Snail mail from Bermuda
Thursday 4 March 2004
We are joining the race against time to prevent Bermuda's last snails from becoming extinct
A colony of 56 highly endangered Bermudian land snails has been flown here to London Zoo as part of last ditch conservation efforts to save the species from extinction.
The snail's population has fallen to critically low levels in the wild, with only a single small colony surviving.
The snails, the sole survivor of a once diverse range of endemic Bermudian snail species, are being driven to extinction by the introduced predatory snail, Euglandina rosea, and Argentine ants.

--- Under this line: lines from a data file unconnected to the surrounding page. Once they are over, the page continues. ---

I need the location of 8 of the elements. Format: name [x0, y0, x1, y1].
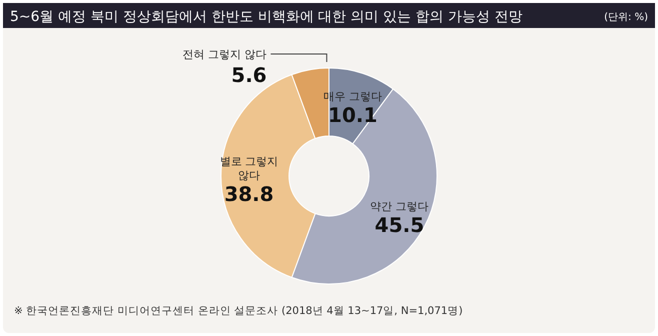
data-label: 38.8: [224, 182, 274, 206]
data-label: 5.6: [231, 63, 267, 87]
chart-title: 5~6월 예정 북미 정상회담에서 한반도 비핵화에 대한 의미 있는 합의 가능성 전망: [10, 9, 522, 25]
data-label: 45.5: [374, 212, 424, 237]
text: (단위: %): [604, 12, 648, 23]
text: ※ 한국언론진흥재단 미디어연구센터 온라인 설문조사 (2018년 4월 13~17일, N=1,071명): [14, 305, 463, 317]
slice-label: 전혀 그렇지 않다: [182, 48, 267, 61]
slice-label: 약간 그렇다: [370, 200, 429, 213]
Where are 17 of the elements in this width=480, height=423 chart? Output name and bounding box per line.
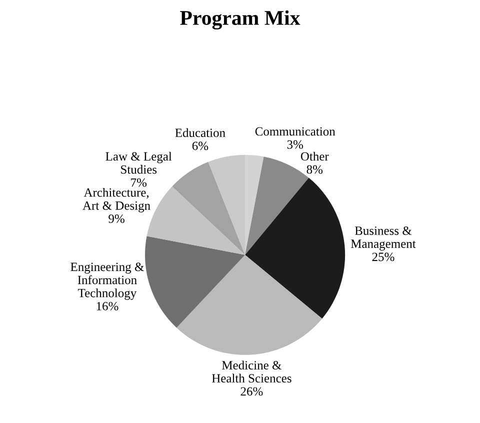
slice-label: Other xyxy=(300,152,329,161)
slice-label: Education xyxy=(175,128,226,138)
data-label: 6% xyxy=(192,142,208,150)
slice-label: Business & Management xyxy=(350,226,416,251)
data-label: 8% xyxy=(306,165,323,174)
data-label: 3% xyxy=(287,140,304,149)
slice-label: Architecture, Art & Design xyxy=(82,188,150,212)
data-label: 26% xyxy=(240,387,263,396)
slice-label: Communication xyxy=(255,127,336,136)
data-label: 16% xyxy=(96,302,118,310)
slice-label: Law & Legal Studies xyxy=(106,152,172,174)
data-label: 9% xyxy=(108,214,124,223)
data-label: 7% xyxy=(131,178,147,187)
chart-title: Program Mix xyxy=(180,10,300,30)
slice-label: Engineering & Information Technology xyxy=(70,262,144,300)
slice-label: Medicine & Health Sciences xyxy=(212,360,292,383)
data-label: 25% xyxy=(372,252,394,262)
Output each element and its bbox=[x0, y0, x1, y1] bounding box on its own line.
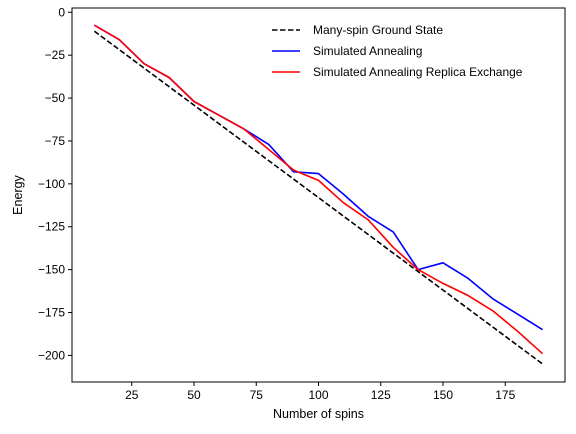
plot-frame bbox=[71, 7, 566, 383]
x-tick-label: 150 bbox=[433, 388, 453, 402]
plot-area bbox=[71, 7, 566, 383]
y-tick-label: −75 bbox=[45, 134, 66, 148]
legend-label-2: Simulated Annealing Replica Exchange bbox=[313, 65, 523, 79]
x-axis-label: Number of spins bbox=[273, 407, 364, 421]
y-tick-label: −100 bbox=[38, 177, 65, 191]
y-tick-label: −150 bbox=[38, 263, 65, 277]
x-tick-label: 175 bbox=[495, 388, 515, 402]
x-tick-label: 25 bbox=[125, 388, 139, 402]
series-line-0 bbox=[93, 30, 544, 365]
legend-label-1: Simulated Annealing bbox=[313, 44, 422, 58]
x-tick-label: 100 bbox=[308, 388, 328, 402]
y-axis-label: Energy bbox=[11, 174, 25, 214]
x-tick-label: 75 bbox=[250, 388, 264, 402]
x-tick-label: 125 bbox=[371, 388, 391, 402]
y-tick-label: −25 bbox=[45, 48, 66, 62]
y-tick-label: −200 bbox=[38, 348, 65, 362]
series-layer bbox=[93, 24, 544, 365]
x-axis: 25 50 75 100 125 150 175 bbox=[125, 382, 516, 402]
y-tick-label: 0 bbox=[58, 5, 65, 19]
x-tick-label: 50 bbox=[187, 388, 201, 402]
y-tick-label: −50 bbox=[45, 91, 66, 105]
y-tick-label: −125 bbox=[38, 220, 65, 234]
legend-label-0: Many-spin Ground State bbox=[313, 23, 443, 37]
y-tick-label: −175 bbox=[38, 306, 65, 320]
series-line-2 bbox=[93, 24, 544, 355]
y-axis: 0 −25 −50 −75 −100 −125 −150 −175 −200 bbox=[38, 5, 72, 362]
legend: Many-spin Ground State Simulated Annealin… bbox=[272, 23, 523, 79]
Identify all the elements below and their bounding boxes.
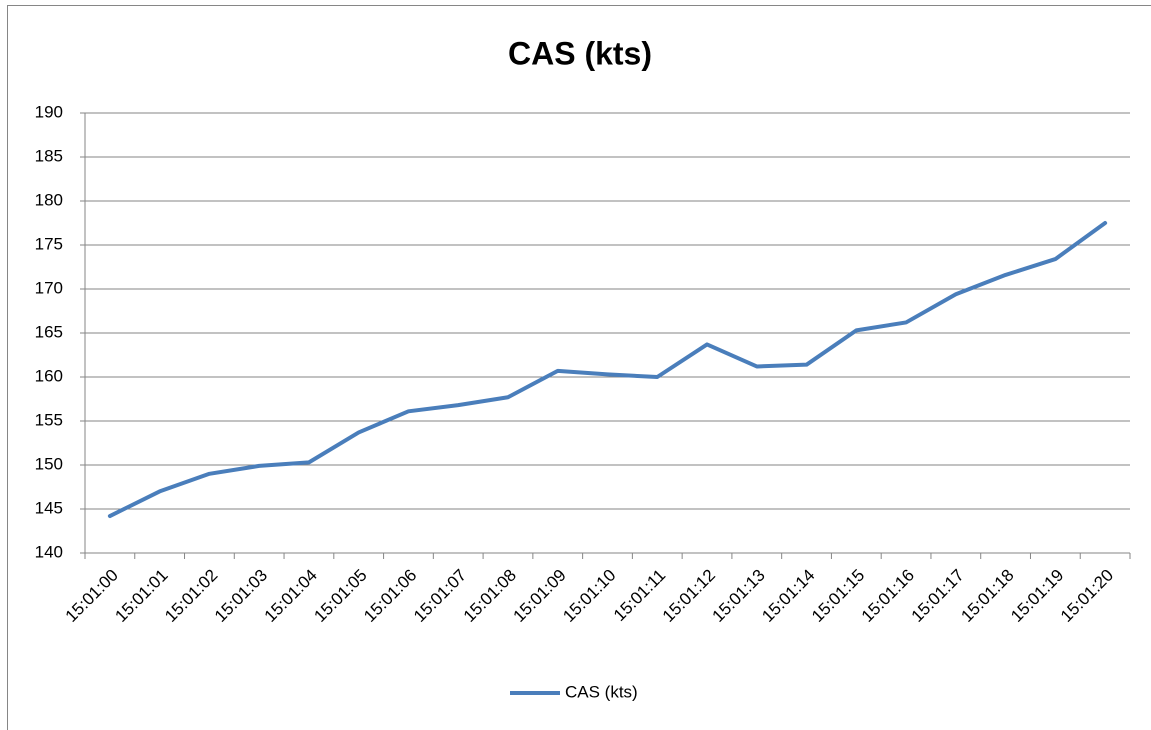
chart-title: CAS (kts) bbox=[508, 35, 652, 71]
y-tick-label: 190 bbox=[35, 102, 63, 121]
y-tick-label: 165 bbox=[35, 322, 63, 341]
legend-label: CAS (kts) bbox=[565, 682, 638, 701]
y-tick-label: 160 bbox=[35, 366, 63, 385]
y-tick-label: 145 bbox=[35, 498, 63, 517]
y-tick-label: 175 bbox=[35, 234, 63, 253]
y-tick-label: 180 bbox=[35, 190, 63, 209]
y-tick-label: 170 bbox=[35, 278, 63, 297]
chart-border bbox=[7, 5, 1151, 730]
y-tick-label: 150 bbox=[35, 454, 63, 473]
y-tick-label: 155 bbox=[35, 410, 63, 429]
y-tick-label: 140 bbox=[35, 542, 63, 561]
y-tick-label: 185 bbox=[35, 146, 63, 165]
series-line bbox=[107, 221, 1108, 519]
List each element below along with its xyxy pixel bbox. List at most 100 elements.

The Bermuda Natural History Museum, who had been monitoring the snails, contacted London Zoo requesting urgent assistance in establishing a 'safety net' population, which could be bred for future reintroduced into their island habitat.
"We were more than happy to get involved in such a critical project," said Paul Pearce-Kelly, Curator of Invertebrates at London Zoo. "We've had a lot of success and experience breeding a Polynesian snail called Partula and so we can use that knowledge to help the Bermudian species and hopefully help re-establish them in the wild."
Bermudian land snails It is still early days but the signs are encouraging, with the newly arrived snails appearing to be settling into their new surroundings of the Invertebrate Conservation Unit at London Zoo and they have even laid eggs.
"As a UK overseas territory, Bermuda's wildlife is of direct British responsibility and this remarkable little snail highlights the richness of endemic species on these territories," continued Paul Pearce-Kelly.
Very little is known about the Bermudian snails and London Zoo will be working with the Bermuda Natural History Museum to produce detailed information on the snails' life history, breeding and feeding habits. This is part of a wider collaborative effort to develop a species conservation action plan for the remaining wild population.
The Zoo's veterinary pathology department are even identifying the snail's unique digestive micro-organism profiles (via snail faecal samples) to help ensure that the snails retain their essential food digesting protozoa and remain in a healthy condition for future reintroduction.